While a presidential pardon can't be overturned, there could be criminality in the way a pardon was carried out, says Jonathan Turley, a law professor at George Washington University here. "The president has various constitutional powers, but he is not allowed to exercise those powers in a corrupt or illegal manner," he says.
But proving corruption or bribery is a tall order. In the case of bribery, a jury would have to be convinced of an agreed quid pro quo. Clinton, in a lengthy op-ed defending his position, specifically denied this and listed several reasons for his actions - however misguided his critics believe they were.

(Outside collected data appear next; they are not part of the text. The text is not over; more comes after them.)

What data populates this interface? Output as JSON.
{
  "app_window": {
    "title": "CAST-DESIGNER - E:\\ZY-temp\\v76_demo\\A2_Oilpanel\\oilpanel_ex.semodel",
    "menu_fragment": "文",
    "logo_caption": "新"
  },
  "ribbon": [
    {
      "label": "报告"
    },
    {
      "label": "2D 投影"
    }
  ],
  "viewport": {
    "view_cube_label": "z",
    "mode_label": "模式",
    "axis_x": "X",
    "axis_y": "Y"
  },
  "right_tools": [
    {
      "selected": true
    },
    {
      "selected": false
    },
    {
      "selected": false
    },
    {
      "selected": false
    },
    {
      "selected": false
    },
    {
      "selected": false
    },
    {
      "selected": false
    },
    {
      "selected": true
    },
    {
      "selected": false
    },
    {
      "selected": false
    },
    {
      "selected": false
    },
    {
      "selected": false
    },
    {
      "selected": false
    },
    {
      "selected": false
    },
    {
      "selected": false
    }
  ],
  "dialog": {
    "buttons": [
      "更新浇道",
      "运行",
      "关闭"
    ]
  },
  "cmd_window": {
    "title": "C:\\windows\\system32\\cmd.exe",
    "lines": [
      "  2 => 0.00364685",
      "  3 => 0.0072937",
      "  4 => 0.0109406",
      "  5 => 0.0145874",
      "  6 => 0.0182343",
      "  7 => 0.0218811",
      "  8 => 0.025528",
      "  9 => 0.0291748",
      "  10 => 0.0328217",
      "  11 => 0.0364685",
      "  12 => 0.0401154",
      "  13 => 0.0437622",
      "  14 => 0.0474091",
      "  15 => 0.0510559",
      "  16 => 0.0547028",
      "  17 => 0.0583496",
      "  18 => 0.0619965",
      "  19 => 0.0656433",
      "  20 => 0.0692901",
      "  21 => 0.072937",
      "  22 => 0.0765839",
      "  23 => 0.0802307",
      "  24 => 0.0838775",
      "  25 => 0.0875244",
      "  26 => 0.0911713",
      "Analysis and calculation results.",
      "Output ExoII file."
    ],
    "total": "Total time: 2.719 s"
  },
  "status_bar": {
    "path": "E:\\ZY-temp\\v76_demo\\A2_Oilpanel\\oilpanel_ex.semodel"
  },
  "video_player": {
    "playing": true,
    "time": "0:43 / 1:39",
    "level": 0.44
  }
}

"You almost never have a confession orally, or that someone heard" a deal being cinched, says Mr. Rothstein. "That's why in these political cases, you very seldom have a conviction for bribery."
Other charges require less specificity - simply a knowledge on the part of the parties involved that payment is being given because of an official act would be illegal, says John Coffee, a specialist in white-collar crime at Columbia Law School in New York.
Bank records, e-mails, and oral testimony could help establish this - but even so, Mr. Coffee sees the case as a long shot in terms of criminal liability.
First, he says, it could be argued that making a payment to the Clinton library is not the same as making a payment to the president himself. And in the case of the Jewish community and Senator Clinton, "that's just normal politics," he says. Elections are all about officials promising to take action if they are put in office. "They're not making gifts of property," he adds.
Meanwhile, legal experts argue that while it may have been unethical for Jack Quinn, former legal counsel in the Clinton White House, to turn around and lobby his ex-boss on behalf of Mr. Rich, or for attorney Hugh Rodham, Mrs. Clinton's brother, to accept $400,000 from two clients granted pardons, there is nothing illegal about a client paying an attorney to plead his case.
The greatest potential for criminal finding, say experts, is with the Riches themselves, especially if it's determined that Mr. Rich funnelled money through his wife to the Democrats. US law prohibits foreign donations to political campaigns, and Rich claims he is not a US citizen.
But even if there is a criminal finding in the Rich case, almost all legal experts agree that no prosecutor would want to go after the Clintons themselves.
"Neither the Democrats nor the Republicans want Bill Clinton to be prosecuted," says Mr. Turley. "No prosecutor wants to end up as the next Ken Starr."